For some time I made my case in talks before classrooms of social workers and drug counselors, in AA and NA meetings, and at conferences for medical professionals. There was no way to quantify my success, but my passion continued to grow. Eventually I realized that I wanted a more measurable strategy. I began to investigate legal action groups to help those already trapped inside a failing system. Eventually I got involved with programs like The Addicts Law Project in Chicago and other organizations working to help people victimized by addiction.
Ultimately, however, he does not quite get there; his essay still needs a fair amount of work.
Weaknesses
How did the candidate’s “occasional dalliance” with alcohol help him “understand the challenges faced by our youth as they grow up in a world where messages about drugs and alcohol so widely vary”? All I know is that he watched anti-drug ads as a kid, was affected by them, and then himself engaged in underage drinking. What compelled him to drink, and how did doing so lead him to discover the importance of educating youth about the dangers of drugs and alcohol (as he claims it did)?
Likewise, I do not understand the basis for his assertion about the effectiveness of anti-drug ads. He states clearly that they affected him, but what evidence does he have to prove that they also influenced others?
The paragraph about his interactions with others in his role as a drug counselor and social worker is interesting but not very effective. At first, the candidate seems to be talking about individuals he meets as part of his job, but he is not (and should therefore revise the section to avoid creating this confusion). He is referring to people he encounters outside of the clinic. I find this fascinating does he actually approach people on the street whom he believes are addicts? If so, he should share one of those stories. Forget Nancy Reagan!
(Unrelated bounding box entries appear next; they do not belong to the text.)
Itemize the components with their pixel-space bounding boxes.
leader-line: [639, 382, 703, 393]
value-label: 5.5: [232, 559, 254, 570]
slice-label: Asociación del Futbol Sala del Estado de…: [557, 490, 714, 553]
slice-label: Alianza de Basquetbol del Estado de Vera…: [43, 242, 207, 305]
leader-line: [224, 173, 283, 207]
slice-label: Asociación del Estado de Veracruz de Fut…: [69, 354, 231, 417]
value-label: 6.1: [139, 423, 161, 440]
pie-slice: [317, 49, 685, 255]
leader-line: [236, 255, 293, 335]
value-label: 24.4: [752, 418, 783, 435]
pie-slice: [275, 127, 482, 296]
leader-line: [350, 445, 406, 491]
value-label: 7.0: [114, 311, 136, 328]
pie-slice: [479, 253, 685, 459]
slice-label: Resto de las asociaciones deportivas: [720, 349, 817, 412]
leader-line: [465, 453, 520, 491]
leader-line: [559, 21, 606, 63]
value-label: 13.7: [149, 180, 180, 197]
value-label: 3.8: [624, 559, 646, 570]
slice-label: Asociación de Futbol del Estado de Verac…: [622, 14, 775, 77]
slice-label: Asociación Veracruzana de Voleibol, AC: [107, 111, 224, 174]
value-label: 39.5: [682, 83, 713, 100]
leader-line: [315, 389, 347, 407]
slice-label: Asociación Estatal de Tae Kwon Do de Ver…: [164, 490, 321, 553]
Finally, what does The Addicts Law Project do? How can the law help addicts, and what did he learn from his work with the legal organizations he mentions? This essay exhibits an all-too-common mistake that applicants make in early drafts of personal statements-referring to a captivating idea but failing to articulate what that idea actually is. I want to know more about this project to better understand why this candidate wants to attend law school in the first place.
Final Assessment
I would cut the reference to his drinking in high school; it does not matter, nor does it add any value to the essay. He could retain the reference to the 1980s drug ads, but only if he can better relate them to his overall point-in particular, by providing actual evidence of their effectiveness. And I would advise him to add more specific details about what legal recourse addicts currently have and how he hopes to use the law to further his mission.